By Brianna Wiest
Happiness – like love – is not just a feeling. It is a feeling we create through action, choice and practice. Positive psychology has been having a media heyday for the past 15 years, and it’s unlikely to slow down any time soon, mostly because the public at large is unsatisfied – particularly Western societies. We’re finding that the valued tenets that have been cultivated in our world – individuality, success, wealth, status – aren’t bringing us what they seem to promise. We need to re-write the mental script for ourselves. Helping us do so is the evolving knowledge of what happiness really means.
Over the past 75 years, many studies have been conducted to determine what it takes to create a happy life. Yet there have been few that have gone on for the entirety of that time, with the exception of Harvard’s Grant Study of Adult Development. The findings were compiled and released a few years ago, and the bottom line is that happiness is almost entirely a personal choice.
If we were to sum up the findings in one sentence, it would look like this:
“Happiness comes from choosing to be happy with whatever you do, strengthening your closest relationships and taking care of yourself physically, financially and emotionally.”
Here’s how the numbers break down:
Don’t assume you’ll feel happy just because you get the job of your dreams – if you don’t learn to be happy now, you’ll never make the cognitive shift to feel satisfaction.
- 47% of people who reported being extremely happy said they thoroughly enjoy what they are currently doing.
- 67% of people who reported being extremely happy said the happiest period of their lives is now.
When it comes to relationships, it’s about quality, not quantity.
It’s about investing your time and energy into the people who you inherently feel a connection with – whether it be family or close friends – as opposed to people you don’t know well.
- 75% of people who reported being extremely happy gave the top box rating to the importance of success in their intimate relationships.
- 77% of people who reported being extremely happy said the state of their relationship was either the “greatest” of “very good.”

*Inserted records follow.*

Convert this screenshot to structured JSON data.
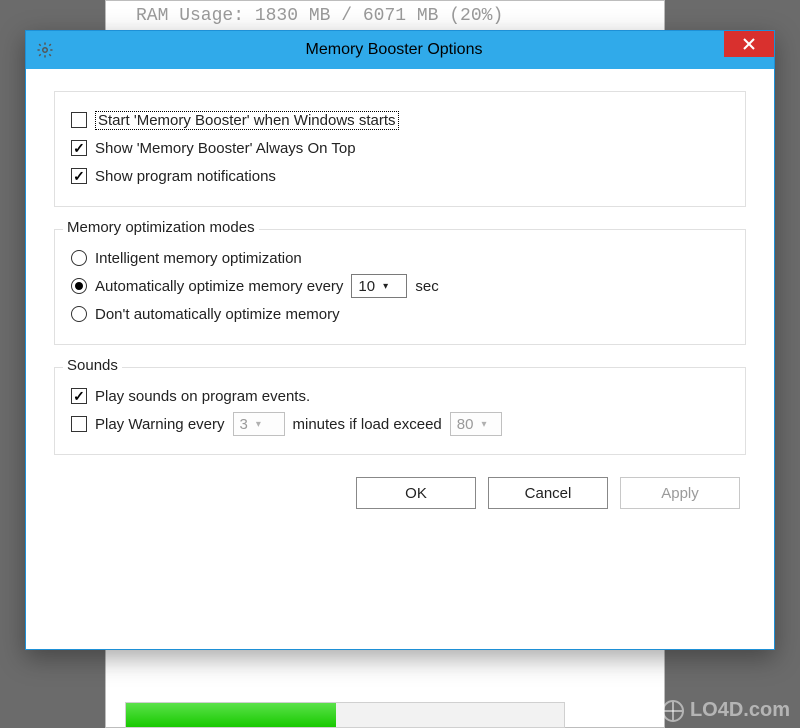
{
  "background": {
    "ram_label": "RAM Usage: 1830 MB / 6071 MB (20%)"
  },
  "dialog": {
    "title": "Memory Booster  Options",
    "close_label": "Close",
    "general": {
      "start_with_windows": {
        "label": "Start 'Memory Booster' when Windows starts",
        "checked": false
      },
      "always_on_top": {
        "label": "Show 'Memory Booster' Always On Top",
        "checked": true
      },
      "notifications": {
        "label": "Show program notifications",
        "checked": true
      }
    },
    "modes": {
      "legend": "Memory optimization modes",
      "intelligent": {
        "label": "Intelligent memory optimization",
        "selected": false
      },
      "auto": {
        "label": "Automatically optimize memory every",
        "selected": true,
        "value": "10",
        "unit": "sec"
      },
      "off": {
        "label": "Don't automatically optimize memory",
        "selected": false
      }
    },
    "sounds": {
      "legend": "Sounds",
      "play_events": {
        "label": "Play sounds on program events.",
        "checked": true
      },
      "play_warning": {
        "label_before": "Play Warning every",
        "minutes": "3",
        "label_mid": "minutes if load exceed",
        "percent": "80",
        "checked": false
      }
    },
    "buttons": {
      "ok": "OK",
      "cancel": "Cancel",
      "apply": "Apply"
    }
  },
  "watermark": "LO4D.com"
}
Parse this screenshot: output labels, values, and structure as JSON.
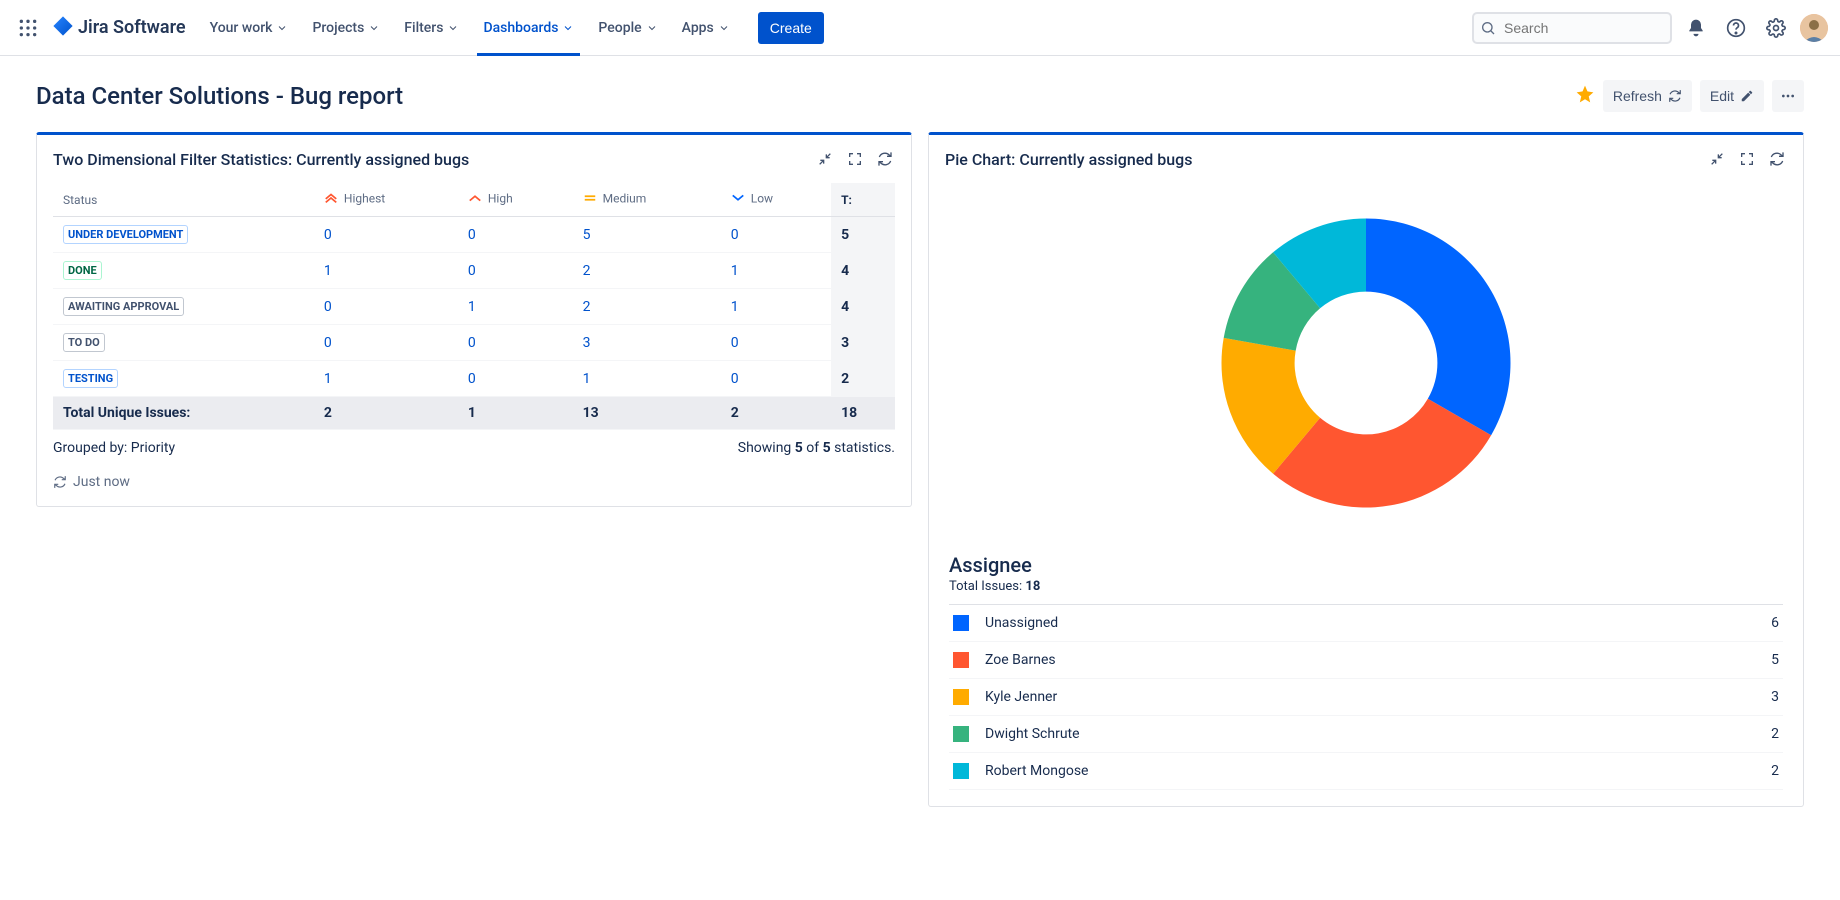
{
  "nav": {
    "product": "Jira Software",
    "items": [
      {
        "label": "Your work"
      },
      {
        "label": "Projects"
      },
      {
        "label": "Filters"
      },
      {
        "label": "Dashboards",
        "active": true
      },
      {
        "label": "People"
      },
      {
        "label": "Apps"
      }
    ],
    "create": "Create",
    "search_placeholder": "Search"
  },
  "page": {
    "title": "Data Center Solutions - Bug report",
    "refresh": "Refresh",
    "edit": "Edit"
  },
  "stats_gadget": {
    "title": "Two Dimensional Filter Statistics: Currently assigned bugs",
    "columns": {
      "status": "Status",
      "highest": "Highest",
      "high": "High",
      "medium": "Medium",
      "low": "Low",
      "total": "T:"
    },
    "rows": [
      {
        "status": "UNDER DEVELOPMENT",
        "loz": "loz-blue",
        "highest": 0,
        "high": 0,
        "medium": 5,
        "low": 0,
        "total": 5
      },
      {
        "status": "DONE",
        "loz": "loz-green",
        "highest": 1,
        "high": 0,
        "medium": 2,
        "low": 1,
        "total": 4
      },
      {
        "status": "AWAITING APPROVAL",
        "loz": "loz-gray",
        "highest": 0,
        "high": 1,
        "medium": 2,
        "low": 1,
        "total": 4
      },
      {
        "status": "TO DO",
        "loz": "loz-gray",
        "highest": 0,
        "high": 0,
        "medium": 3,
        "low": 0,
        "total": 3
      },
      {
        "status": "TESTING",
        "loz": "loz-blue",
        "highest": 1,
        "high": 0,
        "medium": 1,
        "low": 0,
        "total": 2
      }
    ],
    "totals": {
      "label": "Total Unique Issues:",
      "highest": 2,
      "high": 1,
      "medium": 13,
      "low": 2,
      "total": 18
    },
    "grouped_by_label": "Grouped by: ",
    "grouped_by_value": "Priority",
    "showing_prefix": "Showing ",
    "showing_of": " of ",
    "showing_suffix": " statistics.",
    "showing_a": "5",
    "showing_b": "5",
    "just_now": "Just now"
  },
  "pie_gadget": {
    "title": "Pie Chart: Currently assigned bugs",
    "legend_title": "Assignee",
    "total_label": "Total Issues: ",
    "total_value": "18"
  },
  "chart_data": {
    "type": "pie",
    "title": "Currently assigned bugs",
    "total": 18,
    "series": [
      {
        "name": "Unassigned",
        "value": 6,
        "color": "#0065FF"
      },
      {
        "name": "Zoe Barnes",
        "value": 5,
        "color": "#FF5630"
      },
      {
        "name": "Kyle Jenner",
        "value": 3,
        "color": "#FFAB00"
      },
      {
        "name": "Dwight Schrute",
        "value": 2,
        "color": "#36B37E"
      },
      {
        "name": "Robert Mongose",
        "value": 2,
        "color": "#00B8D9"
      }
    ]
  }
}
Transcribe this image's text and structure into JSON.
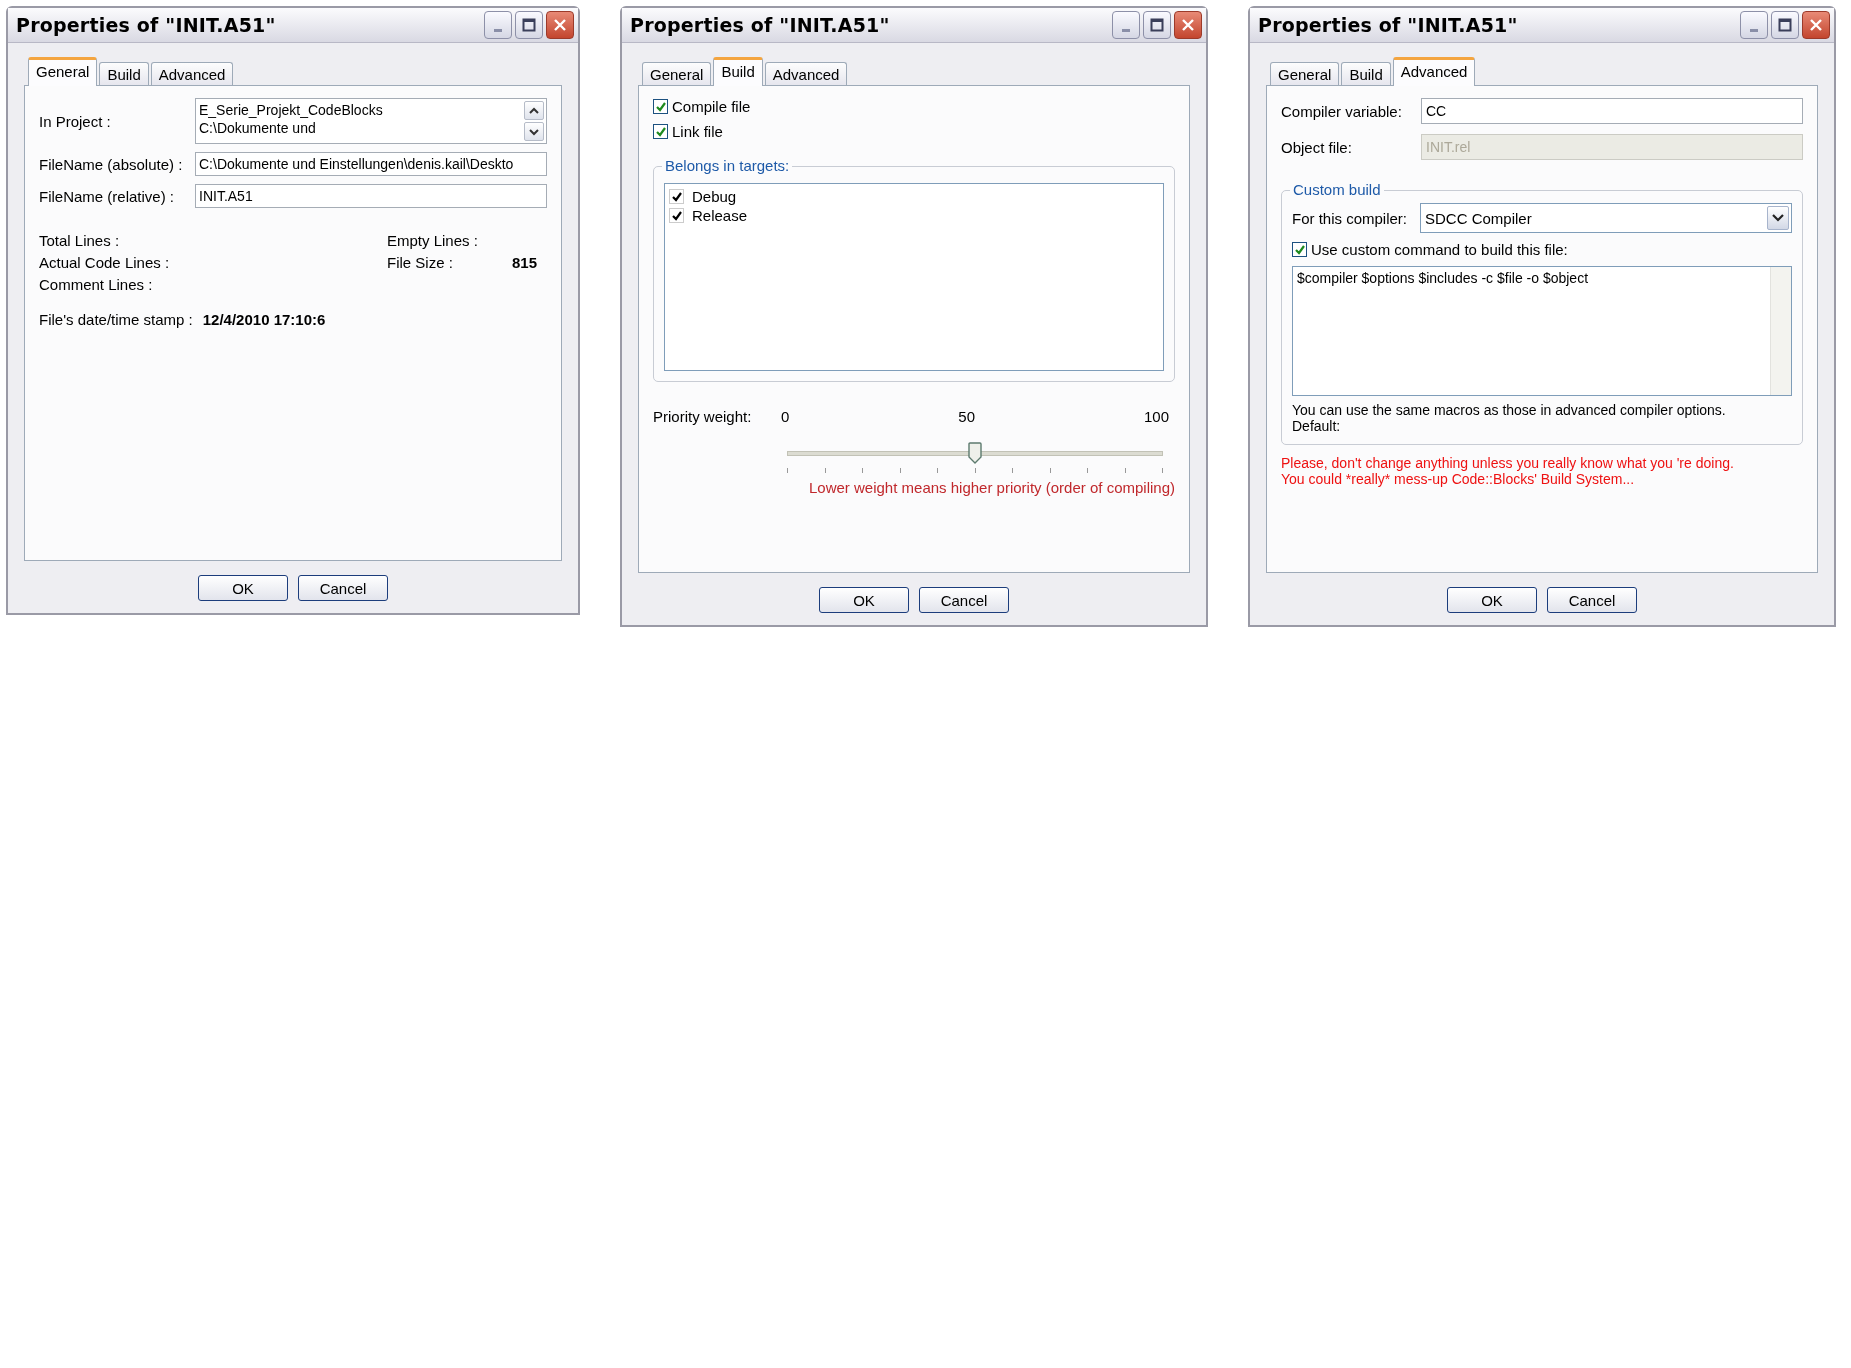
{
  "dialogs": [
    {
      "kind": "general",
      "title": "Properties of \"INIT.A51\"",
      "tabs": [
        {
          "label": "General",
          "selected": true
        },
        {
          "label": "Build",
          "selected": false
        },
        {
          "label": "Advanced",
          "selected": false
        }
      ],
      "in_project": {
        "label": "In Project :",
        "lines": [
          "E_Serie_Projekt_CodeBlocks",
          "C:\\Dokumente und"
        ]
      },
      "filename_absolute": {
        "label": "FileName (absolute) :",
        "value": "C:\\Dokumente und Einstellungen\\denis.kail\\Deskto"
      },
      "filename_relative": {
        "label": "FileName (relative) :",
        "value": "INIT.A51"
      },
      "stats_left": [
        {
          "label": "Total Lines :"
        },
        {
          "label": "Actual Code Lines :"
        },
        {
          "label": "Comment Lines :"
        }
      ],
      "stats_right": [
        {
          "label": "Empty Lines :"
        },
        {
          "label": "File Size :",
          "value": "815"
        }
      ],
      "timestamp": {
        "label": "File's date/time stamp :",
        "value": "12/4/2010 17:10:6"
      },
      "buttons": [
        "OK",
        "Cancel"
      ]
    },
    {
      "kind": "build",
      "title": "Properties of \"INIT.A51\"",
      "tabs": [
        {
          "label": "General",
          "selected": false
        },
        {
          "label": "Build",
          "selected": true
        },
        {
          "label": "Advanced",
          "selected": false
        }
      ],
      "options": [
        {
          "label": "Compile file",
          "checked": true
        },
        {
          "label": "Link file",
          "checked": true
        }
      ],
      "targets": {
        "legend": "Belongs in targets:",
        "items": [
          {
            "label": "Debug",
            "checked": true
          },
          {
            "label": "Release",
            "checked": true
          }
        ]
      },
      "priority": {
        "label": "Priority weight:",
        "scale": [
          "0",
          "50",
          "100"
        ],
        "level": 0.5,
        "note": "Lower weight means higher priority (order of compiling)"
      },
      "buttons": [
        "OK",
        "Cancel"
      ]
    },
    {
      "kind": "advanced",
      "title": "Properties of \"INIT.A51\"",
      "tabs": [
        {
          "label": "General",
          "selected": false
        },
        {
          "label": "Build",
          "selected": false
        },
        {
          "label": "Advanced",
          "selected": true
        }
      ],
      "compiler_variable": {
        "label": "Compiler variable:",
        "value": "CC"
      },
      "object_file": {
        "label": "Object file:",
        "value": "INIT.rel",
        "disabled": true
      },
      "custom_build": {
        "legend": "Custom build",
        "compiler": {
          "label": "For this compiler:",
          "value": "SDCC Compiler"
        },
        "use_custom": {
          "label": "Use custom command to build this file:",
          "checked": true
        },
        "command": "$compiler $options $includes -c $file -o $object",
        "hint": [
          "You can use the same macros as those in advanced compiler options.",
          "Default:"
        ]
      },
      "warning": [
        "Please, don't change anything unless you really know what you 're doing.",
        "You could *really* mess-up Code::Blocks' Build System..."
      ],
      "buttons": [
        "OK",
        "Cancel"
      ]
    }
  ]
}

You must take care of yourself physically, financially and emotionally.
In essence, you have to take responsibility for yourself. You have to care for yourself at the most basic, fundamental levels. While some aspects of health and finance are chance and circumstance, there are undeniable habits you can learn to
- 78% of people who reported being extremely happy said they exercise at least three times per week.
- 93% of people who reported being extremely happy said they are in excellent or very good health.
- 68% of people who reported being happy think they are “set” or “on track” for retirement.
- 10% of people who reported being extremely happy perceive themselves to be under stress.
- 44% of people who reported being extremely happy said they are at peace with their work-life balance.